Родом из Жемайтии. Атеист, марксист, социалист, антикоммунист, интернационалист. Крупный, с конопляной гривой, в роговых очках. Просеминар доцента Эйник по теории права в 1929 или 1930 году. Из университета как раз ушел сторонник теории Петражицкого [75] профессор Ланде, и Эйник осталась единственным преподавателем, придерживавшимся этой линии. На просеминар явился Пранас, взял слово, но лишь заикался и краснел, ибо почти не знал польского. Он приехал из Вены, из дома имени Маркса [76] , где его лелеяли австрийские марксисты. Начиная с 1926 года, когда он принял участие в социалистическом путче, путь в Каунас был ему заказан, и он вел жизнь эмигранта. Наша долгая дружба стала частью моего непровинциального воспитания.
75
Леон Петражицкий (1867–1931) — философ, социолог, юрист, автор психологической теории права.
76
Карл-Маркс-Хоф, дом, построенный в Вене в 1927–1930 гг., во времена правления социалистов. Самое длинное жилое здание в мире (1100 м).

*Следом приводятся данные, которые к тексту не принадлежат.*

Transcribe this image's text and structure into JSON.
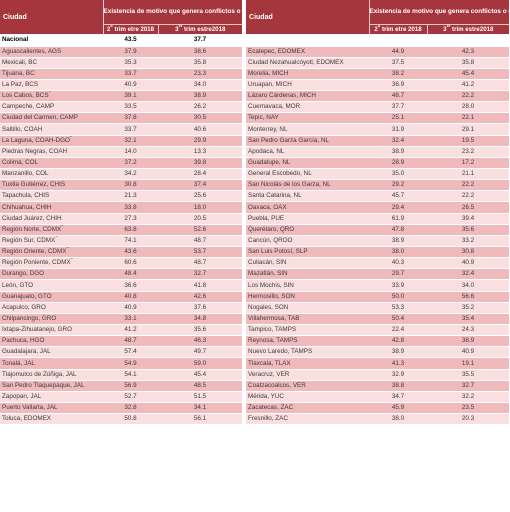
{
  "header": {
    "city_label": "Ciudad",
    "group_title": "Existencia de motivo que genera conflictos o enfrentamientos",
    "col_q2": "2",
    "col_q2_sup": "o",
    "col_q2_rest": " trim etre 2018",
    "col_q3": "3",
    "col_q3_sup": "er",
    "col_q3_rest": " trim estre2018"
  },
  "national": {
    "name": "Nacional",
    "q2": "43.5",
    "q3": "37.7"
  },
  "left_rows": [
    {
      "name": "Aguascalientes, AGS",
      "q2": "37.9",
      "q3": "38.6"
    },
    {
      "name": "Mexicali, BC",
      "q2": "35.3",
      "q3": "35.8"
    },
    {
      "name": "Tijuana, BC",
      "q2": "33.7",
      "q3": "23.3"
    },
    {
      "name": "La Paz, BCS",
      "q2": "40.9",
      "q3": "34.0"
    },
    {
      "name": "Los Cabos, BCS",
      "sup": "1",
      "q2": "39.1",
      "q3": "38.9"
    },
    {
      "name": "Campeche, CAMP",
      "q2": "33.5",
      "q3": "26.2"
    },
    {
      "name": "Ciudad del Carmen, CAMP",
      "q2": "37.8",
      "q3": "30.5"
    },
    {
      "name": "Saltillo, COAH",
      "q2": "33.7",
      "q3": "40.6"
    },
    {
      "name": "La Laguna, COAH-DGO",
      "sup": "2",
      "q2": "32.1",
      "q3": "29.9"
    },
    {
      "name": "Piedras Negras, COAH",
      "q2": "14.0",
      "q3": "13.3"
    },
    {
      "name": "Colima, COL",
      "q2": "37.2",
      "q3": "39.8"
    },
    {
      "name": "Manzanillo, COL",
      "q2": "34.2",
      "q3": "28.4"
    },
    {
      "name": "Tuxtla Gutiérrez, CHIS",
      "q2": "30.8",
      "q3": "37.4"
    },
    {
      "name": "Tapachula, CHIS",
      "q2": "21.3",
      "q3": "25.6"
    },
    {
      "name": "Chihuahua, CHIH",
      "q2": "33.8",
      "q3": "18.0"
    },
    {
      "name": "Ciudad Juárez, CHIH",
      "q2": "27.3",
      "q3": "20.5"
    },
    {
      "name": "Región Norte, CDMX",
      "sup": "3",
      "q2": "63.8",
      "q3": "52.6"
    },
    {
      "name": "Región Sur, CDMX",
      "sup": "4",
      "q2": "74.1",
      "q3": "48.7"
    },
    {
      "name": "Región Oriente, CDMX",
      "sup": "5",
      "q2": "43.6",
      "q3": "53.7"
    },
    {
      "name": "Región Poniente, CDMX",
      "sup": "6",
      "q2": "60.6",
      "q3": "48.7"
    },
    {
      "name": "Durango, DGO",
      "q2": "48.4",
      "q3": "32.7"
    },
    {
      "name": "León, GTO",
      "q2": "36.6",
      "q3": "41.8"
    },
    {
      "name": "Guanajuato, GTO",
      "q2": "40.8",
      "q3": "42.6"
    },
    {
      "name": "Acapulco, GRO",
      "q2": "40.9",
      "q3": "37.6"
    },
    {
      "name": "Chilpancingo, GRO",
      "q2": "33.1",
      "q3": "34.8"
    },
    {
      "name": "Ixtapa-Zihuatanejo, GRO",
      "q2": "41.2",
      "q3": "35.6"
    },
    {
      "name": "Pachuca, HGO",
      "q2": "48.7",
      "q3": "46.3"
    },
    {
      "name": "Guadalajara, JAL",
      "q2": "57.4",
      "q3": "49.7"
    },
    {
      "name": "Tonalá, JAL",
      "q2": "54.9",
      "q3": "59.0"
    },
    {
      "name": "Tlajomulco de Zúñiga, JAL",
      "q2": "54.1",
      "q3": "45.4"
    },
    {
      "name": "San Pedro Tlaquepaque, JAL",
      "q2": "56.9",
      "q3": "48.5"
    },
    {
      "name": "Zapopan, JAL",
      "q2": "52.7",
      "q3": "51.5"
    },
    {
      "name": "Puerto Vallarta, JAL",
      "q2": "32.8",
      "q3": "34.1"
    },
    {
      "name": "Toluca, EDOMEX",
      "q2": "50.8",
      "q3": "56.1"
    }
  ],
  "right_rows": [
    {
      "name": "Ecatepec, EDOMEX",
      "q2": "44.9",
      "q3": "42.3"
    },
    {
      "name": "Ciudad Nezahualcóyotl, EDOMEX",
      "q2": "37.5",
      "q3": "35.8"
    },
    {
      "name": "Morelia, MICH",
      "q2": "38.2",
      "q3": "45.4"
    },
    {
      "name": "Uruapan, MICH",
      "q2": "36.9",
      "q3": "41.2"
    },
    {
      "name": "Lázaro Cárdenas, MICH",
      "q2": "48.7",
      "q3": "22.2"
    },
    {
      "name": "Cuernavaca, MOR",
      "q2": "37.7",
      "q3": "28.0"
    },
    {
      "name": "Tepic, NAY",
      "q2": "25.1",
      "q3": "22.1"
    },
    {
      "name": "Monterrey, NL",
      "q2": "31.9",
      "q3": "29.1"
    },
    {
      "name": "San Pedro Garza García, NL",
      "q2": "32.4",
      "q3": "19.5"
    },
    {
      "name": "Apodaca, NL",
      "q2": "38.9",
      "q3": "23.2"
    },
    {
      "name": "Guadalupe, NL",
      "q2": "28.9",
      "q3": "17.2"
    },
    {
      "name": "General Escobedo, NL",
      "q2": "35.0",
      "q3": "21.1"
    },
    {
      "name": "San Nicolás de los Garza, NL",
      "q2": "29.2",
      "q3": "22.2"
    },
    {
      "name": "Santa Catarina, NL",
      "q2": "45.7",
      "q3": "22.2"
    },
    {
      "name": "Oaxaca, OAX",
      "q2": "29.4",
      "q3": "26.5"
    },
    {
      "name": "Puebla, PUE",
      "q2": "61.9",
      "q3": "39.4"
    },
    {
      "name": "Querétaro, QRO",
      "q2": "47.8",
      "q3": "35.6"
    },
    {
      "name": "Cancún, QROO",
      "q2": "38.9",
      "q3": "33.2"
    },
    {
      "name": "San Luis Potosí, SLP",
      "q2": "38.0",
      "q3": "30.8"
    },
    {
      "name": "Culiacán, SIN",
      "q2": "40.3",
      "q3": "40.9"
    },
    {
      "name": "Mazatlán, SIN",
      "q2": "29.7",
      "q3": "32.4"
    },
    {
      "name": "Los Mochis, SIN",
      "q2": "33.9",
      "q3": "34.0"
    },
    {
      "name": "Hermosillo, SON",
      "q2": "50.0",
      "q3": "56.6"
    },
    {
      "name": "Nogales, SON",
      "q2": "53.3",
      "q3": "35.2"
    },
    {
      "name": "Villahermosa, TAB",
      "q2": "50.4",
      "q3": "35.4"
    },
    {
      "name": "Tampico, TAMPS",
      "q2": "22.4",
      "q3": "24.3"
    },
    {
      "name": "Reynosa, TAMPS",
      "q2": "42.8",
      "q3": "38.9"
    },
    {
      "name": "Nuevo Laredo, TAMPS",
      "q2": "38.9",
      "q3": "40.9"
    },
    {
      "name": "Tlaxcala, TLAX",
      "q2": "41.3",
      "q3": "19.1"
    },
    {
      "name": "Veracruz, VER",
      "q2": "32.9",
      "q3": "35.5"
    },
    {
      "name": "Coatzacoalcos, VER",
      "q2": "38.8",
      "q3": "32.7"
    },
    {
      "name": "Mérida, YUC",
      "q2": "34.7",
      "q3": "32.2"
    },
    {
      "name": "Zacatecas, ZAC",
      "q2": "45.9",
      "q3": "23.5"
    },
    {
      "name": "Fresnillo, ZAC",
      "q2": "38.0",
      "q3": "20.3"
    }
  ],
  "colors": {
    "header": "#a6363e",
    "row_dark": "#f0b9bc",
    "row_light": "#f9dfe0"
  }
}
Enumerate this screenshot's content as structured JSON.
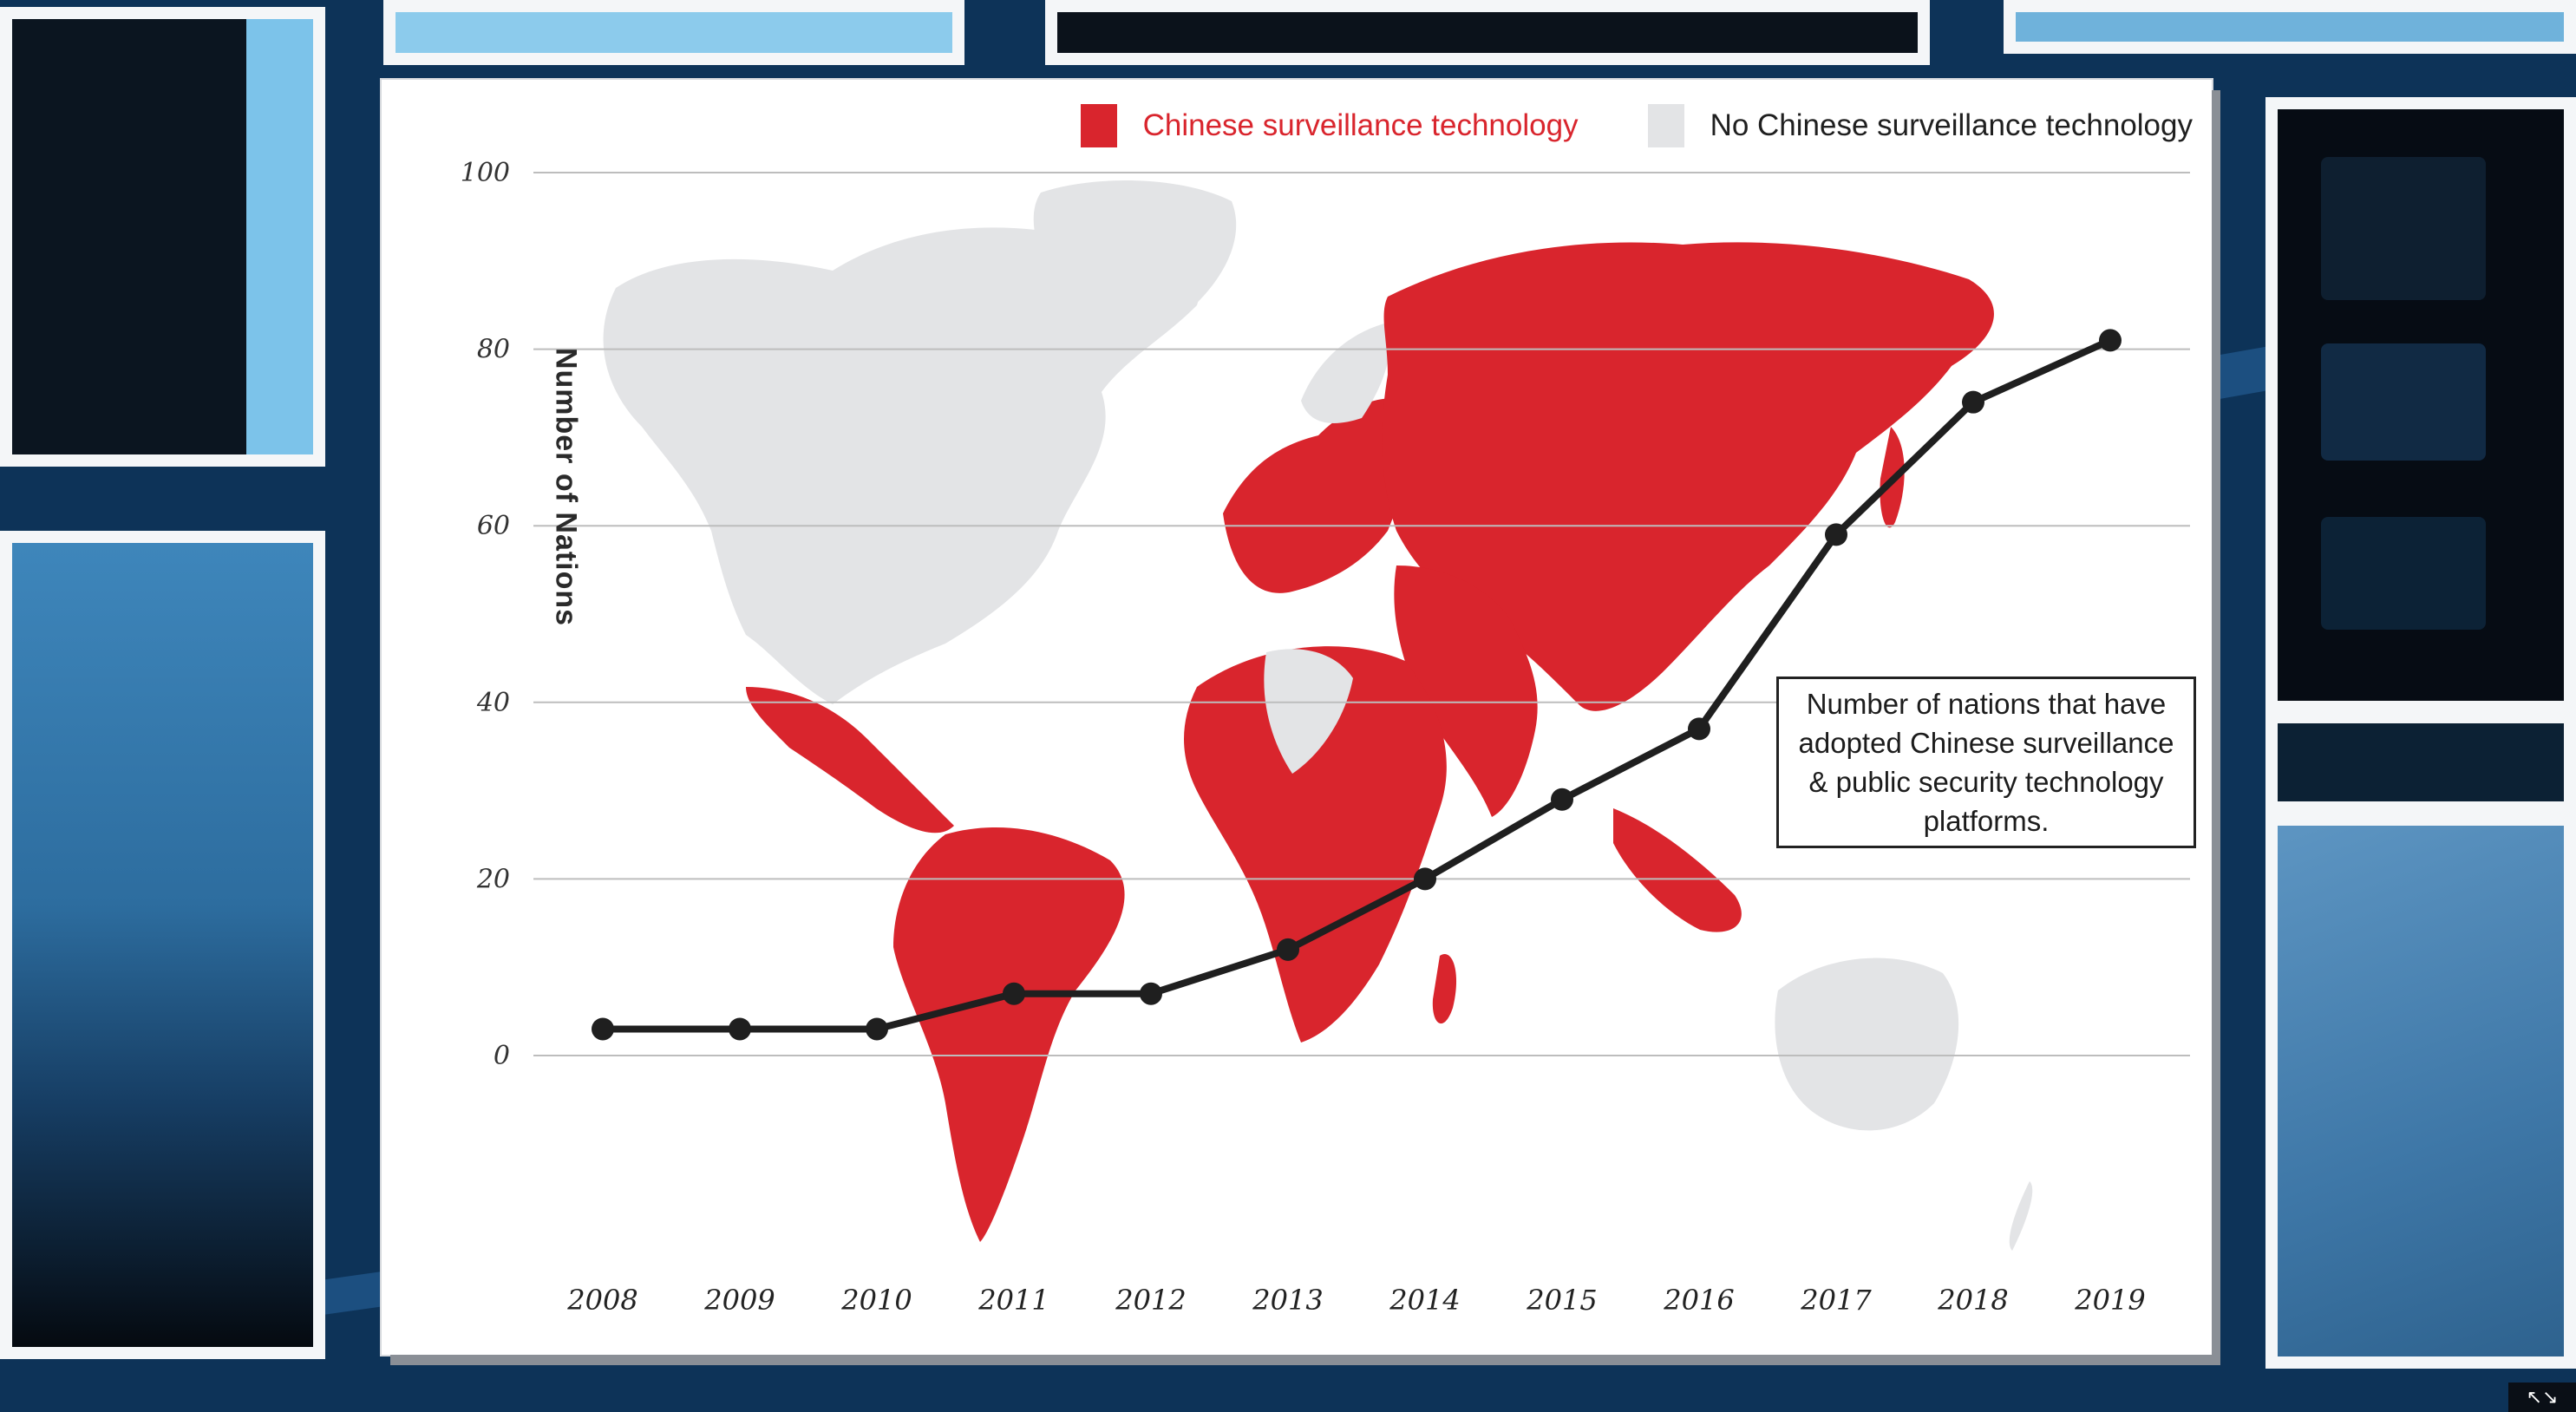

Драугас окончил виленский юридический факультет и защитил диссертацию, после чего ходил на советологический семинар Института изучения Восточной Европы. Там он подружился с Теодором Буйницким, в то время секретарем института, а также с приезжавшим на лекции Станиславом Бачинским [77] , отцом будущего поэта Кшиштофа [78] . Когда в конце тридцатых воевода Боцянский начал проводить свою антилитовскую и антибелорусскую политику, Бачинский предложил Пранасу переехать в Варшаву и выхлопотал ему место — кажется, библиотекаря. 1939 год, война. Пранас возвращается в Вильно, а затем уезжает в Германию в качестве корреспондента газет нейтральной Литвы. Там он узнает о советской оккупации Вильно. Мы встретились осенью 1940 года в Варшаве, куда он приехал из Берлина, чтобы вывезти из квартиры вещи. Пранас уговаривал меня навестить его в Берлине. На вопрос, как это сделать, он ответил: «Сущий пустяк. Хоть наше консульство и закрыто, в нем есть все печати. Я пришлю тебе sauf-conduit» [79] . Я спросил своего руководителя из социалистической «Свободы» Збигнева Мицнера [80] , брать ли мне такой документ. Он ответил: «Бери. Кто-то должен поехать в Берлин и отвезти туда микрофильмы». Так я стал обладателем литовского пропуска, который, возможно, защищал при облавах — правда, не наверняка, поскольку не был зарегистрирован у немцев. Тем временем явка социалистов при шведском посольстве в Берлине провалилась.
77
Станислав Бачинский (1890–1939) — писатель, литературный критик, публицист, историк литературы и социалистический деятель.
78
См. статью «Бачинский, Кшиштоф».
79
Sauf-conduit — пропуск, охранное свидетельство (франц.).
80
Збигнев Мицнер (1910–1968) — публицист и сатирик, один из основателей Польской социалистической партии, в 1935–1939 гг. главный редактор сатирического журнала «Шпильки». Во время войны — деятель социалистической организации «Свобода».